| |
| |
| |
Over de Literatuur van den Dag
Herman Teirlinck
‘Mijnheer Serjanszoon’
‘Naast de werken van Streuvels, welke zijn die van den levenslustigen, geweldigen, gezonden natuurmensch, wat grof maar sterk en gaaf, maar gedragen door een levend rythme, eene breede, wiegende deining van menschelijkheid en echt-doorvoelde realiteit, geschreven in eene taal die de openlucht ademt, den veien grond geurt en kleurig glooit lijk onze west-vlaamsche velden, rijst het werk van Teirlinck, mystieker, meer verfijnd, meer doordiept, algemeener maar gemaniereerd, maar niet zoo gespierd, kunstrijker maar zoo natuurlijk niet, met eene taal die nerveuser, zielsvoller is maar ook meer geknutseld, artificeeler, met minder direct-uitgedrukt en medegedeeld leven; product van intensieven broeikastkweek meer dan van inspiratie of natuurlijk genie, getuigend van meer virtuositeit en techniek dan van rechtstreeksen, om zoo te zeggen instinctmatigen, groei uit het wezen van den auteur, werk eigenlijk van hyper-cultuur en van hevige literaire en emotioneele doorwerking.
Het werk van Streuvels is spontaner, ruimer, ongekunstelder, zwaarder van dracht en rijper van wording en 't biedt eene sterkere eenheid.
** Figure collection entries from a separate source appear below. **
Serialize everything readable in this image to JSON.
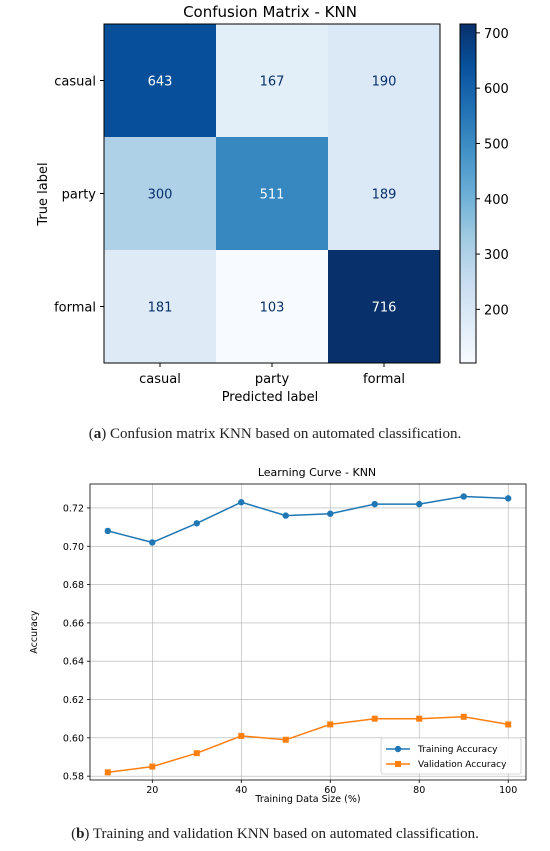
{
  "figure_a": {
    "caption_letter": "a",
    "caption_text": "Confusion matrix KNN based on automated classification."
  },
  "figure_b": {
    "caption_letter": "b",
    "caption_text": "Training and validation KNN based on automated classification."
  },
  "colors": {
    "training": "#1f77b4",
    "validation": "#ff7f0e",
    "cmap_low": "#f7fbff",
    "cmap_high": "#08306b"
  },
  "chart_data": [
    {
      "type": "heatmap",
      "title": "Confusion Matrix - KNN",
      "xlabel": "Predicted label",
      "ylabel": "True label",
      "x_categories": [
        "casual",
        "party",
        "formal"
      ],
      "y_categories": [
        "casual",
        "party",
        "formal"
      ],
      "values": [
        [
          643,
          167,
          190
        ],
        [
          300,
          511,
          189
        ],
        [
          181,
          103,
          716
        ]
      ],
      "colorbar": {
        "min": 103,
        "max": 716,
        "ticks": [
          200,
          300,
          400,
          500,
          600,
          700
        ],
        "colormap": "Blues"
      }
    },
    {
      "type": "line",
      "title": "Learning Curve - KNN",
      "xlabel": "Training Data Size (%)",
      "ylabel": "Accuracy",
      "x": [
        10,
        20,
        30,
        40,
        50,
        60,
        70,
        80,
        90,
        100
      ],
      "xlim": [
        6,
        104
      ],
      "ylim": [
        0.578,
        0.7325
      ],
      "xticks": [
        20,
        40,
        60,
        80,
        100
      ],
      "yticks": [
        0.58,
        0.6,
        0.62,
        0.64,
        0.66,
        0.68,
        0.7,
        0.72
      ],
      "grid": true,
      "legend_position": "lower-right",
      "series": [
        {
          "name": "Training Accuracy",
          "marker": "circle",
          "values": [
            0.708,
            0.702,
            0.712,
            0.723,
            0.716,
            0.717,
            0.722,
            0.722,
            0.726,
            0.725
          ]
        },
        {
          "name": "Validation Accuracy",
          "marker": "square",
          "values": [
            0.582,
            0.585,
            0.592,
            0.601,
            0.599,
            0.607,
            0.61,
            0.61,
            0.611,
            0.607
          ]
        }
      ]
    }
  ]
}
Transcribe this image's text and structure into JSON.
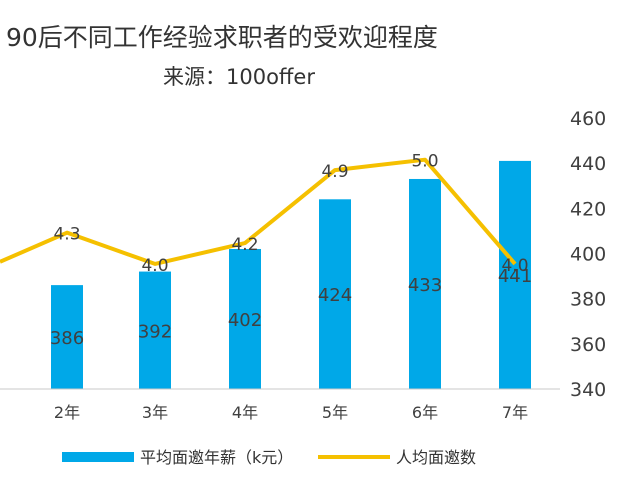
{
  "chart_data": {
    "type": "bar+line",
    "title": "90后不同工作经验求职者的受欢迎程度",
    "subtitle": "来源：100offer",
    "categories": [
      "2年",
      "3年",
      "4年",
      "5年",
      "6年",
      "7年"
    ],
    "series": [
      {
        "name": "平均面邀年薪（k元）",
        "kind": "bar",
        "axis": "right",
        "color": "#00a8e8",
        "values": [
          386,
          392,
          402,
          424,
          433,
          441
        ]
      },
      {
        "name": "人均面邀数",
        "kind": "line",
        "axis": "hidden",
        "color": "#f5c000",
        "values": [
          4.3,
          4.0,
          4.2,
          4.9,
          5.0,
          4.0
        ],
        "labels": [
          "4.3",
          "4.0",
          "4.2",
          "4.9",
          "5.0",
          "4.0"
        ]
      }
    ],
    "right_axis": {
      "min": 340,
      "max": 460,
      "ticks": [
        340,
        360,
        380,
        400,
        420,
        440,
        460
      ]
    },
    "line_axis_range": [
      2.8,
      5.4
    ],
    "line_lead_in_value": 4.02,
    "legend": {
      "placement": "bottom",
      "entries": [
        "平均面邀年薪（k元）",
        "人均面邀数"
      ]
    }
  }
}
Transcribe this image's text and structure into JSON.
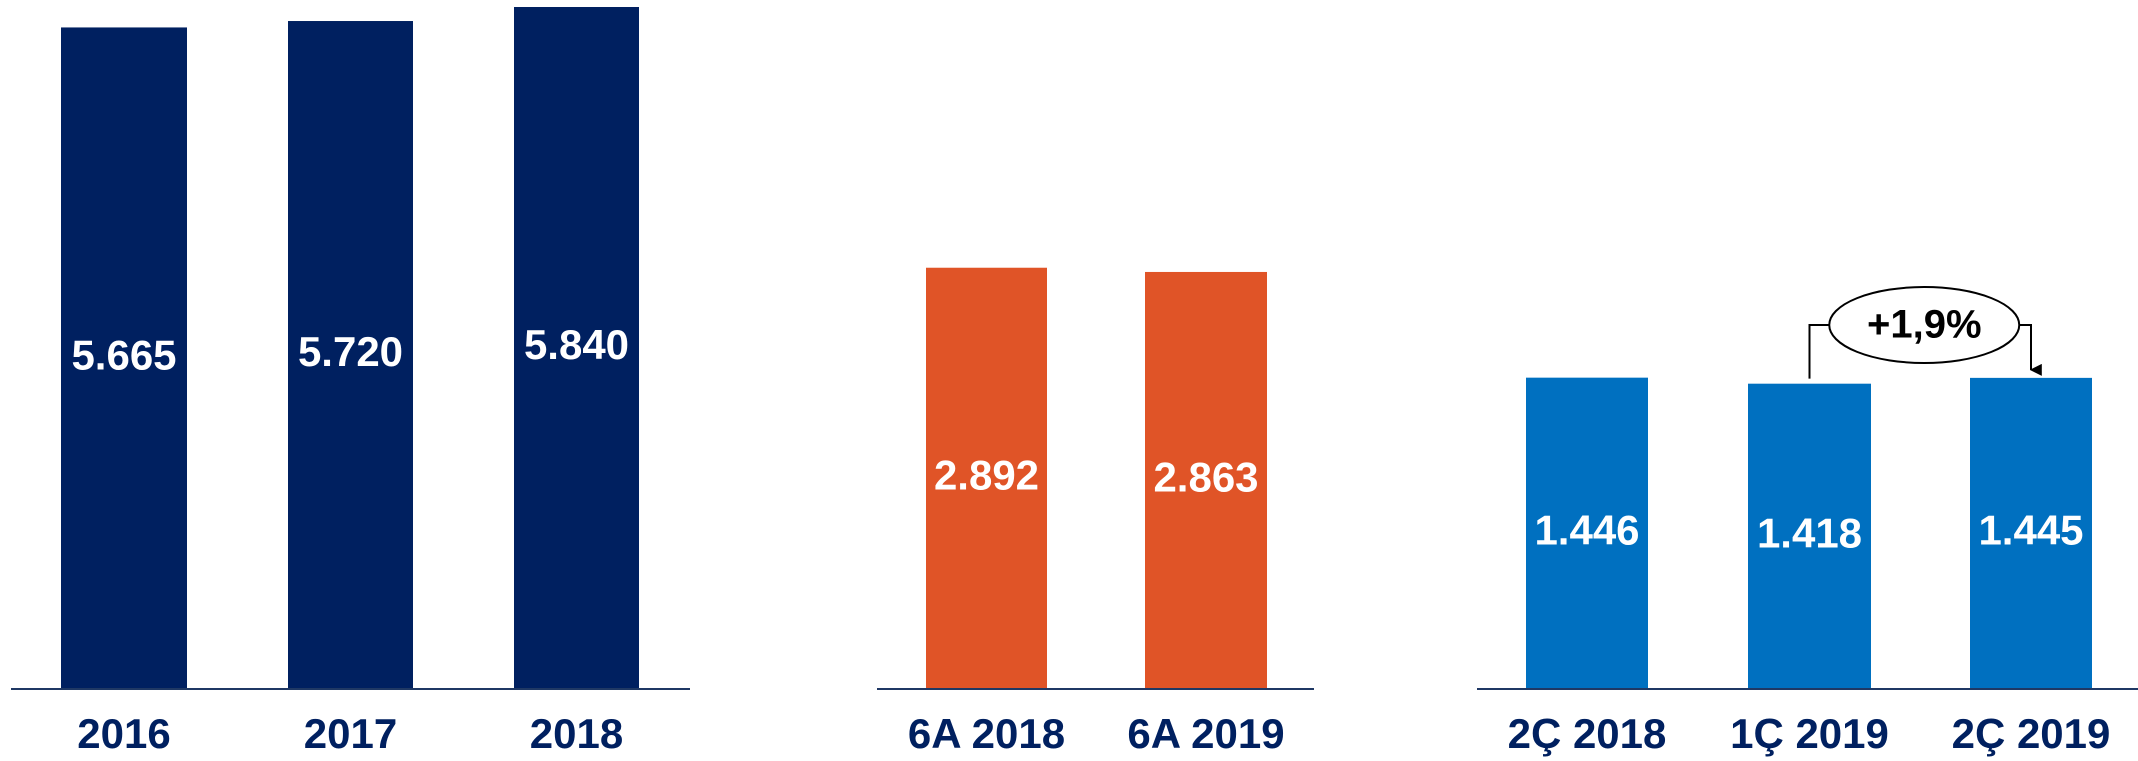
{
  "chart_data": [
    {
      "type": "bar",
      "categories": [
        "2016",
        "2017",
        "2018"
      ],
      "values": [
        5665,
        5720,
        5840
      ],
      "value_labels": [
        "5.665",
        "5.720",
        "5.840"
      ],
      "color": "#002060",
      "ylim": [
        0,
        5900
      ]
    },
    {
      "type": "bar",
      "categories": [
        "6A 2018",
        "6A 2019"
      ],
      "values": [
        2892,
        2863
      ],
      "value_labels": [
        "2.892",
        "2.863"
      ],
      "color": "#e05427",
      "ylim": [
        0,
        4730
      ]
    },
    {
      "type": "bar",
      "categories": [
        "2Ç 2018",
        "1Ç 2019",
        "2Ç 2019"
      ],
      "values": [
        1446,
        1418,
        1445
      ],
      "value_labels": [
        "1.446",
        "1.418",
        "1.445"
      ],
      "color": "#0070c0",
      "ylim": [
        0,
        3200
      ],
      "annotation": "+1,9%"
    }
  ]
}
Maar daar tegenover is de kunst van Teirlinck veel soepelder en bewuster, plooibarer en menigvuldiger. Wat ze verliest aan eenheid en oprechtheid, dat wint ze aan verbreeding van levenseinder en aan veelzijdigheid, aan electisme. Lijkt me de kunst van Streuvels de uiting van een vranke, rechtzinnige natuurjongen, geniaal gedoueerd - Streuvels is een genie - zoo aanzie ik meer het werk van Teirlinck als de schepping van 'n berekend pogen en als de productie van 'n meer ontwikkelde en een zich-gemakkelijker-adapteerende artiest, van 'n kunstenaar, die meedoet in de mondaine comedie, en die comedie - op eene wijze die voor hem ook natuurlijk en rechtzinnig en eerlijk is - eenigszins voortspeelt in zijn werk - een werk, daarom zoo oorspronkelijk en vrij, zoo innerlijk-waar niet, maar zwieriger, eleganter, verfijnder en vooral afwisselender, gedragen door eene levenservaring, die alle avonturen heeft meegemaakt, in aanraking met allerlei typen. -’
Deze karakterisatie, die ik zelf vroeger schreef, dacht ik te mogen opnieuw
| |
| |
hier citeeren, waar het me te doen valt Mijnheer Serjanszoon, Orator Didacticus, Teirlinck's laatste boek, te zetten in verband met zijn vorig werk. In dit jongste product spelemeit zijne fantasie - zijn dilettantisme, zou ik liever zeggen - met nog meer gracie, meer preciositeit, meer eigenaardigheid dan, bijv., in Zon of in Het Ivoren Aapje. Laat me onmiddelijk hier uitdrukken de verbaasde bewondering die dit boek in me heeft doen opleven: wat 'n verscheidenheid en wat 'n verfijning van gevoel en geest, wat 'n - bijna acrobatisch - meesterschap over de taal, wat 'n knapheid en behendigheid van compositie! Mr Teirlinck heeft met Mijnheer Serjanszoon bewezen te zijn een onzer allersubtielste schrijvers-organismen.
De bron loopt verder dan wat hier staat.